Berlin is pushing hard for commercial banks to contribute to the cost of an estimated 120 billion euro ($172 billion) bailout, but is struggling to convince the European Central Bank and ratings agencies it can do so without triggering a credit default.
Officials say the ECB argues that a swap, favored by German Finance Minister Wolfgang Schaeuble, would be judged a default and make Greek bonds unacceptable as collateral, potentially leading to a collapse of the Greek banking sector.
Asked if the banks went along with a resolution by the German parliament urging private creditors to contribute, BdB Managing Director Michael Kemmer told a radio interview: What Herr Schaeuble has proposed is in principle not unreasonable. Our members would also participate.
It was not clear if that meant he supported the idea of a swap or just of private creditors becoming involved.
Schaeuble urged parliament Friday to back additional aid for Greece but said the banks' participation in a new package was unavoidable and that he favored a swap that would push out Greek debt maturities by seven years.
The head of the Eurogroup of euro zone finance ministers, Jean-Claude Juncker, rowed in behind Berlin's hard line in an interview on German radio, but said that any solution must be agreed with the ECB.
I am of the opinion that there will have to be a contribution from private creditors. There must be a voluntary, soft restructuring, he told Inforadio.
We cannot push this private creditor participation through without the European Central Bank, or against it.
Asked how such participation could be arranged and kept voluntary, he said: We are discussing it.
Euro zone official sources told Reuters Thursday that the new international bailout being put together for Greece was likely to total around 120 billion euros, instead of the 90 billion euro figure previously suggested by officials.
Asked about the 120 billion euro figure, Juncker said: The figures being floated around in the public are, in their totality, correct I do not believe however that euro zone states will have to stand up for this sum alone.
Part of the poker game going on is an effort to convince all the banks involved that it is in their interest to take on future Greek debt in aid of avoiding a full-scale default on existing loans.

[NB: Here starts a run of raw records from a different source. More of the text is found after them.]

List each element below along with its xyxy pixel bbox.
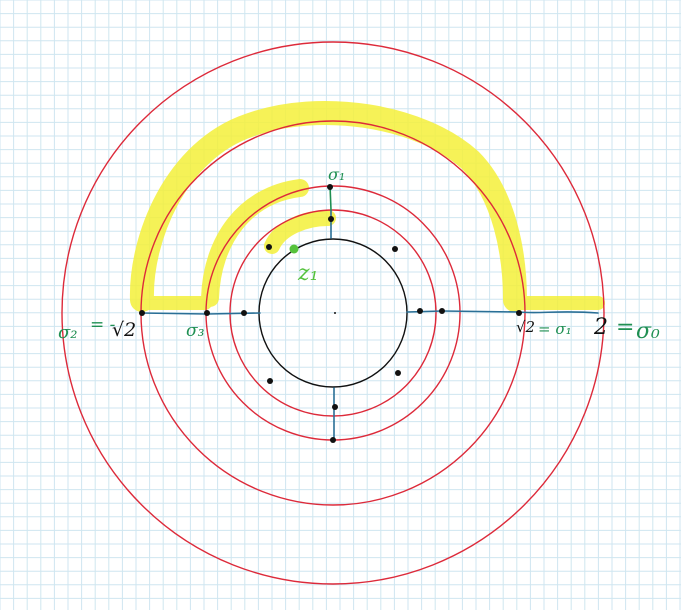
label-sigma1: σ₁	[328, 165, 345, 184]
point-lower-right	[395, 370, 401, 376]
point-upper-left	[266, 244, 272, 250]
point-upper-right	[392, 246, 398, 252]
point-top-inner	[328, 216, 334, 222]
point-right-mid	[439, 308, 445, 314]
label-minus-sqrt2: √2	[112, 319, 136, 341]
point-bottom-inner	[332, 404, 338, 410]
point-sigma1	[327, 184, 333, 190]
highlight-outer-arc	[129, 100, 527, 312]
highlight-strokes	[129, 100, 605, 312]
segment-left-outer	[139, 312, 208, 315]
point-right-sqrt2	[516, 310, 522, 316]
point-bottom-outer	[330, 437, 336, 443]
segment-right-inner	[406, 310, 443, 313]
center-point	[334, 312, 336, 314]
point-z1	[289, 244, 299, 254]
highlight-middle-arc	[201, 179, 309, 307]
label-z1: z₁	[297, 261, 318, 286]
label-two: 2	[593, 315, 608, 340]
point-left-inner	[241, 310, 247, 316]
circle-radius-2	[61, 41, 605, 585]
point-left-sqrt2	[139, 310, 145, 316]
point-right-inner	[417, 308, 423, 314]
label-right-sqrt2: √2	[516, 318, 535, 336]
label-right-sigma1: = σ₁	[538, 320, 572, 338]
label-sigma0: σ₀	[636, 319, 660, 344]
labels: σ₁ z₁ σ₃ σ₂ = - √2 √2 = σ₁ 2 = σ₀	[58, 165, 660, 344]
segment-left-inner	[206, 312, 261, 315]
marked-points	[139, 184, 522, 443]
highlight-inner-arc	[264, 210, 336, 254]
point-lower-left	[267, 378, 273, 384]
label-sigma2: σ₂	[58, 322, 78, 343]
label-sigma2-equals: = -	[90, 315, 116, 335]
label-sigma3: σ₃	[186, 321, 205, 341]
label-equals: =	[616, 315, 634, 340]
point-sigma3	[204, 310, 210, 316]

The BdB had taken a stiffer line earlier this week, saying that the banks' involvement -- previously planned only for after 2013 -- was a last step and that that point had not been reached.
Kemmer reiterated that the participation of private creditors should only be on a voluntary basis but that a disorderly default for Greece must be avoided.
In principle, it is correct that the investor who is holding the paper, which is filled with risks, has to attend to those risks too, he said.
We cannot afford to have a further crisis of confidence. On top of that it is not only the banks which are affected... A disorderly default could also affect life insurers and old age retirement payments, he added.